La pièce de Koltès, rencontre entre ce Dealer et son Client, se constitue de suites de longues tirades, formant une sorte d’affrontement entre ces deux personnages dont le premier se trouve sur le chemin du second (à moins que ce ne soit le second qui ne soit délibérément allé chercher le premier).

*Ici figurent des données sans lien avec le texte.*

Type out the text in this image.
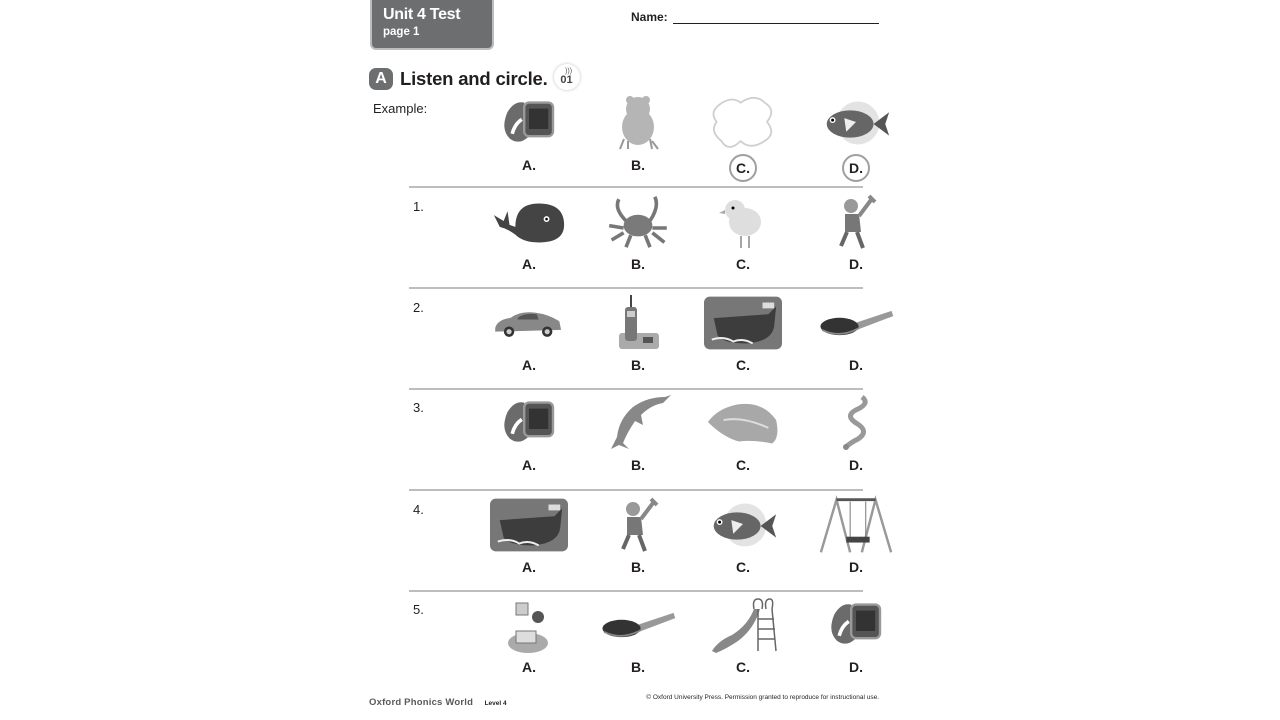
Unit 4 Test
page 1
Name:
A Listen and circle.	)))
01
Example:
A.	B.	C.	D.
1.
A.	B.	C.	D.
2.
A.	B.	C.	D.
3.
A.	B.	C.	D.
4.
A.	B.	C.	D.
5.
A.	B.	C.	D.
Oxford Phonics World Level 4
© Oxford University Press. Permission granted to reproduce for instructional use.
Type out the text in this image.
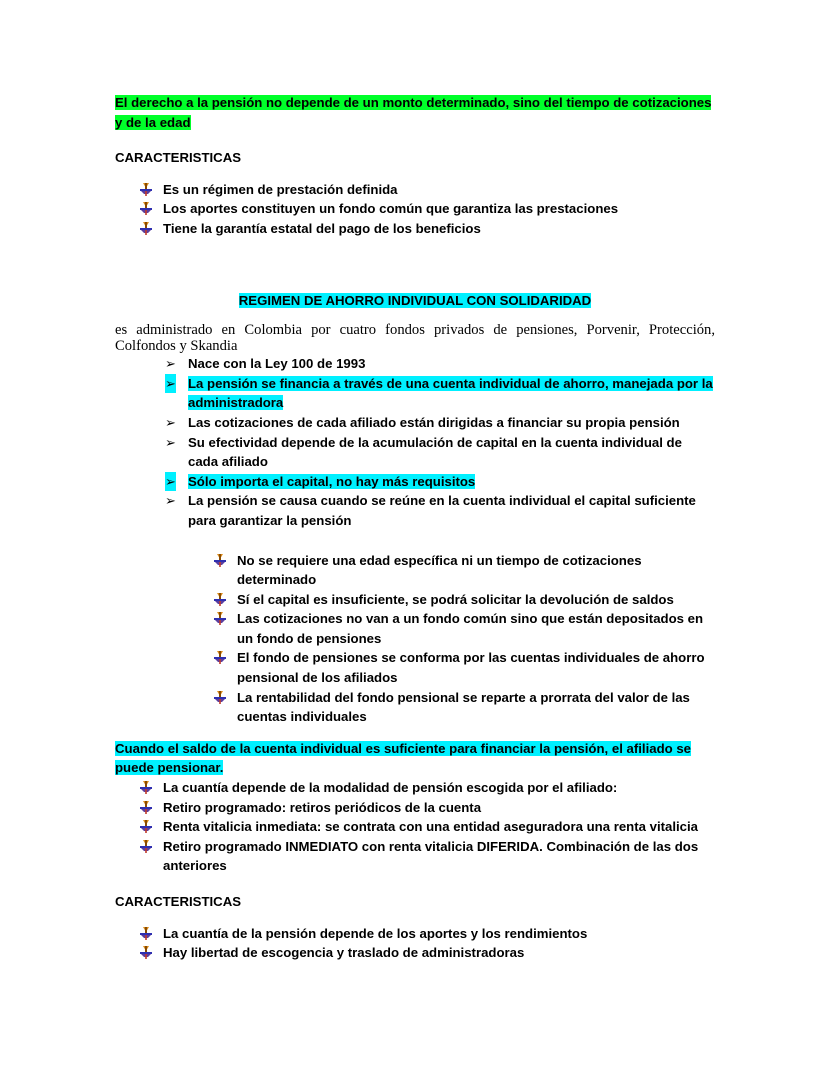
El derecho a la pensión no depende de un monto determinado, sino del tiempo de cotizaciones y de la edad

CARACTERISTICAS

Es un régimen de prestación definida
Los aportes constituyen un fondo común que garantiza las prestaciones
Tiene la garantía estatal del pago de los beneficios

REGIMEN DE AHORRO INDIVIDUAL CON SOLIDARIDAD

es administrado en Colombia por cuatro fondos privados de pensiones, Porvenir, Protección, Colfondos y Skandia

➢ Nace con la Ley 100 de 1993
➢ La pensión se financia a través de una cuenta individual de ahorro, manejada por la administradora
➢ Las cotizaciones de cada afiliado están dirigidas a financiar su propia pensión
➢ Su efectividad depende de la acumulación de capital en la cuenta individual de cada afiliado
➢ Sólo importa el capital, no hay más requisitos
➢ La pensión se causa cuando se reúne en la cuenta individual el capital suficiente para garantizar la pensión
No se requiere una edad específica ni un tiempo de cotizaciones determinado
Sí el capital es insuficiente, se podrá solicitar la devolución de saldos
Las cotizaciones no van a un fondo común sino que están depositados en un fondo de pensiones
El fondo de pensiones se conforma por las cuentas individuales de ahorro pensional de los afiliados
La rentabilidad del fondo pensional se reparte a prorrata del valor de las cuentas individuales

Cuando el saldo de la cuenta individual es suficiente para financiar la pensión, el afiliado se puede pensionar.

La cuantía depende de la modalidad de pensión escogida por el afiliado:
Retiro programado: retiros periódicos de la cuenta
Renta vitalicia inmediata: se contrata con una entidad aseguradora una renta vitalicia
Retiro programado INMEDIATO con renta vitalicia DIFERIDA. Combinación de las dos anteriores

CARACTERISTICAS

La cuantía de la pensión depende de los aportes y los rendimientos
Hay libertad de escogencia y traslado de administradoras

Mais, ici, l’affrontement tourne un peu court car Berling, dans le rôle du Client, joue très en-dessous et dans un registre nettement moins vindicatif que Mata Gabin, dans celui du Dealer : c’est elle qui monte les escaliers, qui utilise un praticable situé en hauteur, regarde de haut, tandis que, lui, s’accroupit, garde ses distances, pleurniche presque. Pendant qu’elle insiste sur les adverbes, très présents dans l’écriture de Koltès, découpant fortement et ostensiblement les mots, ou bien joue avec accentuation sur l’expressivité de son visage, lui semble apeuré, presqu’intimidé.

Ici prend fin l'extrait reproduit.